By: James R. Davis
It appears that the concept of Center of Gravity (CG) is not as well understood as I had imagined when constructing my earlier articles. I, for example, regularly receive e-mails in which the sender insists that ‘standing on the pegs lowers the CG of the bike’. Indeed, it has been reported by several that Keith Code makes that very claim in one of his books. Rubbish!
The CG of a motorcycle (by itself) is an imaginary point from which the bike could be suspended without that bike changing attitude in any direction as a result. That is, it is the absolute center of mass of that motorcycle.
When a rider is added to the bike then there will be THREE CG points: One for the motorcycle itself (which will be IDENTICAL to where the bike’s CG was without the rider), one for the rider, and a COMBINED bike/rider CG. The combined CG will ALWAYS be located somewhere between the other two CG’s.
So what? That seems perfectly obvious to even the least educated reader, I’m sure. Yet I continue to receive those e-mails and many people absolutely believe what Keith Code and others have said – that standing on the pegs will lower the bike’s CG.
Let’s look at that belief and see if we can figure out where the problem lies. First, let’s figure out which CG is alleged to be lowered by standing on the pegs. Certainly it’s NOT the CG of the rider as it is clear that when his body is raised so, too, will that body’s CG. Since there has been no change to the mass of the motorcycle itself as a result of the rider standing on the pegs, it cannot be true the bike’s CG has changed position whatever. That leaves only the combined (or composite) bike/rider CG. Since no mass is being lowered and some mass is being raised, it must be true that the combined bike/rider CG rises as a result of standing on the pegs.
Yet, again, the belief is a strong one and not just because an ‘expert authority’ says so. Many people simply do not realize that CG is a function of mass, and not weight. The argument goes something like this: If you shift your weight from the seat to the pegs you are lowering the where that weight ‘attaches’ to the motorcycle. Thus, the combined CG must go down. Again, rubbish!

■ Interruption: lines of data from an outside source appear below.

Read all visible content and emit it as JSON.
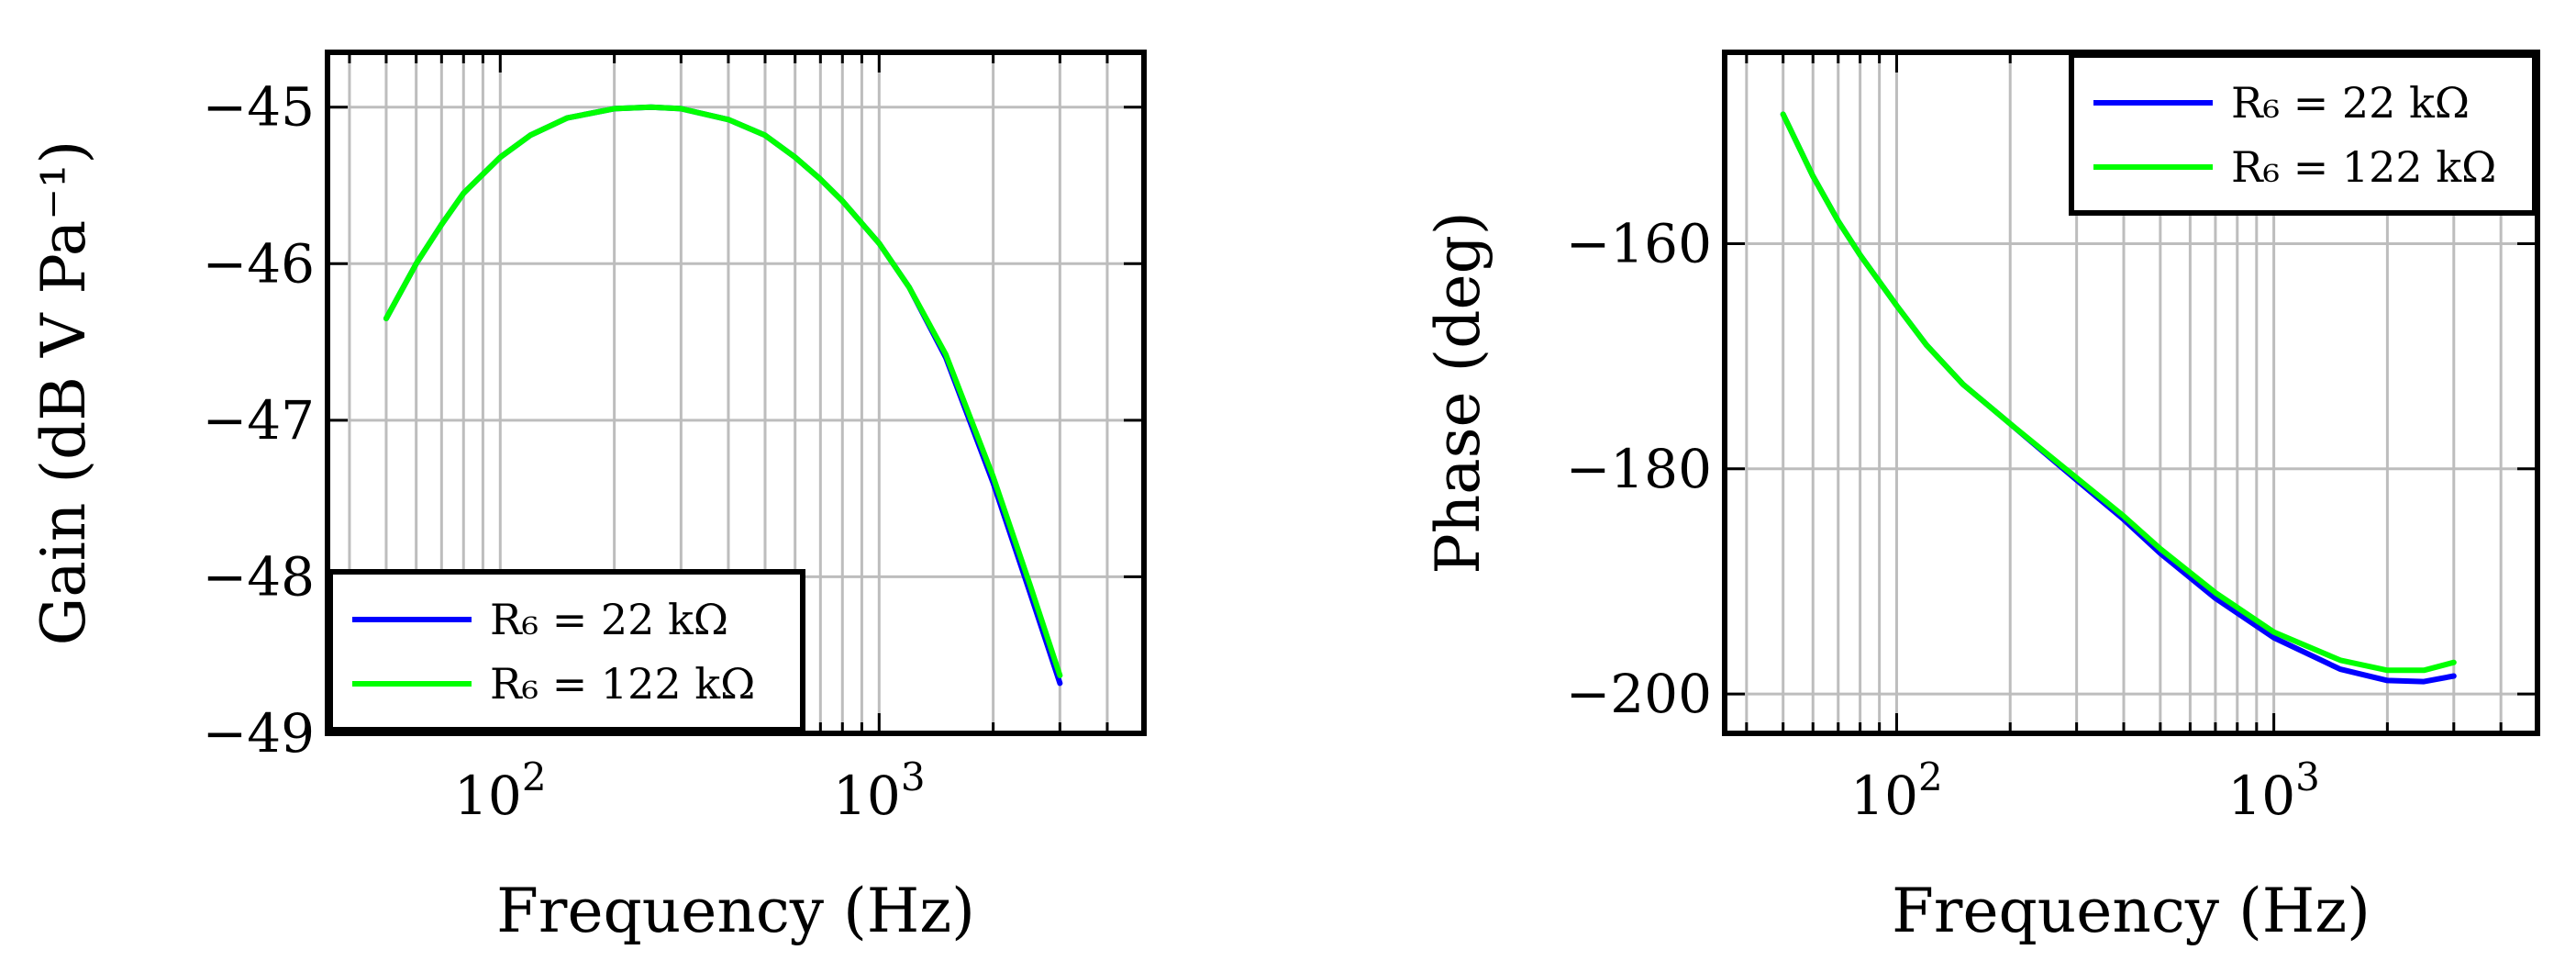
{
  "chart_data": [
    {
      "type": "line",
      "xscale": "log",
      "xlim": [
        35,
        5000
      ],
      "ylim": [
        -49,
        -44.65
      ],
      "xlabel": "Frequency (Hz)",
      "ylabel": "Gain (dB V Pa⁻¹)",
      "yticks": [
        -45,
        -46,
        -47,
        -48,
        -49
      ],
      "ytick_labels": [
        "−45",
        "−46",
        "−47",
        "−48",
        "−49"
      ],
      "xticks": [
        100,
        1000
      ],
      "xtick_labels": [
        {
          "base": "10",
          "exp": "2"
        },
        {
          "base": "10",
          "exp": "3"
        }
      ],
      "grid": true,
      "legend_position": "bottom-left",
      "series": [
        {
          "name": "R₆ = 22 kΩ",
          "color": "#0000ff",
          "x": [
            50,
            60,
            70,
            80,
            100,
            120,
            150,
            200,
            250,
            300,
            400,
            500,
            600,
            700,
            800,
            1000,
            1200,
            1500,
            2000,
            2500,
            3000
          ],
          "y": [
            -46.35,
            -46.0,
            -45.75,
            -45.55,
            -45.32,
            -45.18,
            -45.07,
            -45.01,
            -45.0,
            -45.01,
            -45.08,
            -45.18,
            -45.32,
            -45.46,
            -45.6,
            -45.87,
            -46.15,
            -46.6,
            -47.4,
            -48.1,
            -48.68
          ]
        },
        {
          "name": "R₆ = 122 kΩ",
          "color": "#00ff00",
          "x": [
            50,
            60,
            70,
            80,
            100,
            120,
            150,
            200,
            250,
            300,
            400,
            500,
            600,
            700,
            800,
            1000,
            1200,
            1500,
            2000,
            2500,
            3000
          ],
          "y": [
            -46.35,
            -46.0,
            -45.75,
            -45.55,
            -45.32,
            -45.18,
            -45.07,
            -45.01,
            -45.0,
            -45.01,
            -45.08,
            -45.18,
            -45.32,
            -45.46,
            -45.6,
            -45.87,
            -46.15,
            -46.58,
            -47.36,
            -48.05,
            -48.63
          ]
        }
      ]
    },
    {
      "type": "line",
      "xscale": "log",
      "xlim": [
        35,
        5000
      ],
      "ylim": [
        -203.5,
        -143
      ],
      "xlabel": "Frequency (Hz)",
      "ylabel": "Phase (deg)",
      "yticks": [
        -160,
        -180,
        -200
      ],
      "ytick_labels": [
        "−160",
        "−180",
        "−200"
      ],
      "xticks": [
        100,
        1000
      ],
      "xtick_labels": [
        {
          "base": "10",
          "exp": "2"
        },
        {
          "base": "10",
          "exp": "3"
        }
      ],
      "grid": true,
      "legend_position": "top-right",
      "series": [
        {
          "name": "R₆ = 22 kΩ",
          "color": "#0000ff",
          "x": [
            50,
            60,
            70,
            80,
            100,
            120,
            150,
            200,
            300,
            400,
            500,
            700,
            1000,
            1500,
            2000,
            2500,
            3000
          ],
          "y": [
            -148.5,
            -154.0,
            -158.0,
            -161.0,
            -165.5,
            -169.0,
            -172.5,
            -176.0,
            -181.0,
            -184.5,
            -187.5,
            -191.5,
            -195.0,
            -197.8,
            -198.8,
            -198.9,
            -198.4
          ]
        },
        {
          "name": "R₆ = 122 kΩ",
          "color": "#00ff00",
          "x": [
            50,
            60,
            70,
            80,
            100,
            120,
            150,
            200,
            300,
            400,
            500,
            700,
            1000,
            1500,
            2000,
            2500,
            3000
          ],
          "y": [
            -148.5,
            -154.0,
            -158.0,
            -161.0,
            -165.5,
            -169.0,
            -172.5,
            -176.0,
            -180.8,
            -184.2,
            -187.1,
            -191.0,
            -194.5,
            -197.0,
            -197.9,
            -197.9,
            -197.2
          ]
        }
      ]
    }
  ]
}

Let’s demonstrate the effect has on the CG. When you brake and, thus, decelerate, you cause a weight transfer from the rear wheel to the front wheel of the bike. You can observe that because you can see the front shocks compress when you brake. Clearly there is more weight on the front during braking than when not braking. But NO MASS is transferred to the front during braking. The CG of the bike, the rider, and the combined bike/rider will not move from where it was when the bike was at rest. This, because CG is a function of mass, not weight.

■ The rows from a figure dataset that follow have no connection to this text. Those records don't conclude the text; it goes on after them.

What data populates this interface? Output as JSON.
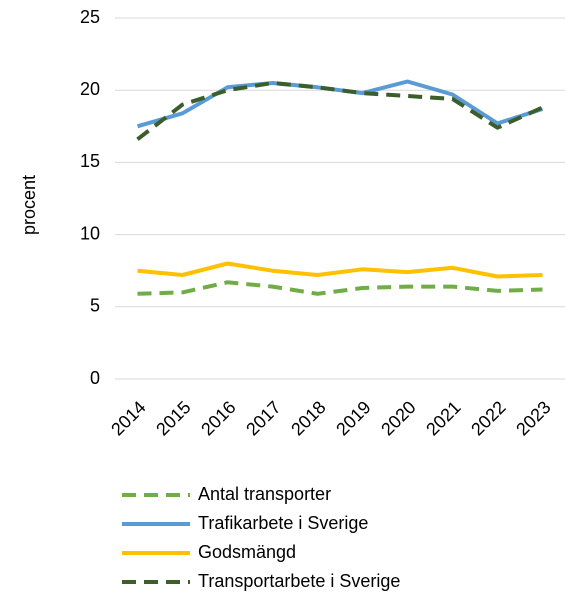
{
  "chart_data": {
    "type": "line",
    "y_label": "procent",
    "categories": [
      "2014",
      "2015",
      "2016",
      "2017",
      "2018",
      "2019",
      "2020",
      "2021",
      "2022",
      "2023"
    ],
    "series": [
      {
        "name": "Antal transporter",
        "color": "#70ad47",
        "dashed": true,
        "values": [
          5.9,
          6.0,
          6.7,
          6.4,
          5.9,
          6.3,
          6.4,
          6.4,
          6.1,
          6.2
        ]
      },
      {
        "name": "Trafikarbete i Sverige",
        "color": "#5b9bd5",
        "dashed": false,
        "values": [
          17.5,
          18.4,
          20.2,
          20.5,
          20.2,
          19.8,
          20.6,
          19.7,
          17.7,
          18.7
        ]
      },
      {
        "name": "Godsmängd",
        "color": "#ffc000",
        "dashed": false,
        "values": [
          7.5,
          7.2,
          8.0,
          7.5,
          7.2,
          7.6,
          7.4,
          7.7,
          7.1,
          7.2
        ]
      },
      {
        "name": "Transportarbete i Sverige",
        "color": "#3b5e2b",
        "dashed": true,
        "values": [
          16.6,
          19.0,
          20.0,
          20.5,
          20.2,
          19.8,
          19.6,
          19.4,
          17.4,
          18.8
        ]
      }
    ],
    "ylim": [
      0,
      25
    ],
    "yticks": [
      0,
      5,
      10,
      15,
      20,
      25
    ],
    "grid": true,
    "legend": "bottom"
  }
}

(Yes, when braking the CG of the bike will lower modestly because the bike will get lower when the shock shortens – that is, the mass of the bike will get lower and as a result of that the CG will lower. If the location of the CG were a function of weight then the instant a stoppie began, even before the wheelbase shortened, the combined bike/rider CG would be directly above the front tire contact patch – which it obviously is not true.)
So let’s look at what actually happens when a rider stands on the pegs.
The top graphic shows where the three CG’s are located when the rider is firmly planted in his seat. ‘H1’ is the height of the combined bike/rider CG. The lower graphic shows what happens with those three CG’s when the rider stands on his pegs. ‘H2’ is the resulting height of the combined rider/bike CG. The bike’s CG (the lowest of the three) has not changed in any way. The rider’s CG (the highest of the three) has risen.
So now that we have demonstrated that NO CG lowers as a result of standing on the pegs let’s talk about the practical effects of standing on the pegs. By standing on the pegs you are essentially disconnecting the rider’s body from the bike so that the rider and the bike can change positions independently from each other. That is, you could lean the bike to the left while the rider leans to the right and the combined rider/bike CG would remain in exactly the same place it was prior to that lean. That would allow you to lean the bike deeper into a turn and, thus, turn more sharply, than it could if you were fully seated on the bike. Some would argue that you are able to lean more into a turn because you have lowered the bike’s CG. That, as we have shown above, is simply not true. Furthermore, you CANNOT change the lean angle of the combined rider/bike without changing either the speed of the bike or the radius of the turn as those two quantities ABSOLUTELY determine the lean angle – regardless of the height of the CG.